Ich besuchte heute einen Kranken und traf auf dem Wege zwei Knaben an, die noch nicht in die Schule gingen. Sie marschierten barfuß im Schnee, der wegen der weichen Witterung ganz wässerig war, und fühlten sich ungemein behaglich. Ihre ganze Kleidung war sehr einfach. Weil diese Knaben im Winter Tag für Tag großentheils im Freien waren, kürzere oder längere Zeit, wie es die Kälte erlaubte, so konnte ihnen das Barfußgehen im Schnee nur nützen.
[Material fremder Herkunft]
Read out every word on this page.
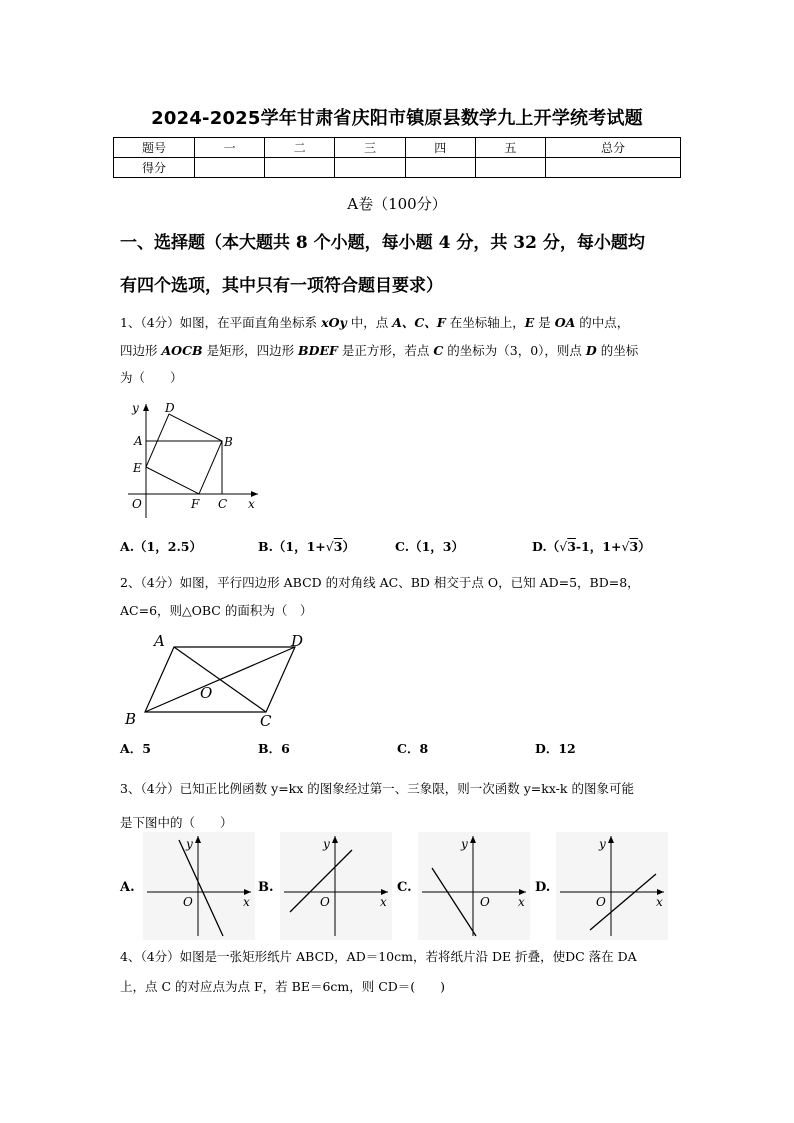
2024-2025学年甘肃省庆阳市镇原县数学九上开学统考试题
题号	一	二	三	四	五	总分
得分						
A卷（100分）
一、选择题（本大题共 8 个小题，每小题 4 分，共 32 分，每小题均
有四个选项，其中只有一项符合题目要求）
1、（4分）如图，在平面直角坐标系 xOy 中，点 A、C、F 在坐标轴上，E 是 OA 的中点，
四边形 AOCB 是矩形，四边形 BDEF 是正方形，若点 C 的坐标为（3，0），则点 D 的坐标
为（　　）
y
A
E
O
D
B
F C x
A.（1，2.5）	B.（1，1+√3）	C.（1，3）	D.（√3-1，1+√3）
2、（4分）如图，平行四边形 ABCD 的对角线 AC、BD 相交于点 O，已知 AD=5，BD=8，
AC=6，则△OBC 的面积为（　）
A	D
O
B	C
A．5	B．6	C．8	D．12
3、（4分）已知正比例函数 y=kx 的图象经过第一、三象限，则一次函数 y=kx-k 的图象可能
是下图中的（　　）
A.
y
x
O
B.
y
x
O
C.
y
x
O
D.
y
x
O
4、（4分）如图是一张矩形纸片 ABCD，AD＝10cm，若将纸片沿 DE 折叠，使DC 落在 DA
上，点 C 的对应点为点 F，若 BE＝6cm，则 CD＝(　　)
Man nimmt an, und mit Recht, daß die Kinder, welche im Frühjahr geboren werden, besser daran sind als die Kinder, welche im Herbst zur Welt kommen. Sicher ist hier die Ursache, daß die ersteren früher und mehr an die frische Luft kommen. Ist also die Zimmerluft nicht die günstigste für Kinder, wie nachtheilig ist es dann erst, wenn die Schlafstätten der Kinder fast gar nicht oder viel zuwenig gelüftet werden oder gar noch das Übel hinzukommt, daß man die Schlafzimmer zu stark heizt! Vor 50 bis 60 Jahren schliefen auch die kleinen Kinder in ungeheizten Räumen, und ich habe nie gehört, daß eines erfroren sei. Möchten doch alle Mütter Sorge tragen, daß ihre Kinder so viel wie möglich frische Luft bei Tag wie bei Nacht bekommen! Am nachtheiligsten jedoch ist es, wenn die Schlafstätten der Kinder feuchte Mauern haben und nur wenig oder selten die liebe Sonne in erstere eindringt. Wie leicht und wie bald ist dann das junge Blut verdorben und der Grundstein für ein künftiges Elend gelegt! Sollen deßhalb die Kinder gesund und kräftig heranwachsen, dann ist durchaus erforderlich, daß für geeignete Kleidung und Nahrung, sowie für frische Luft und trockene helle Schlafstätten gehörig gesorgt werde.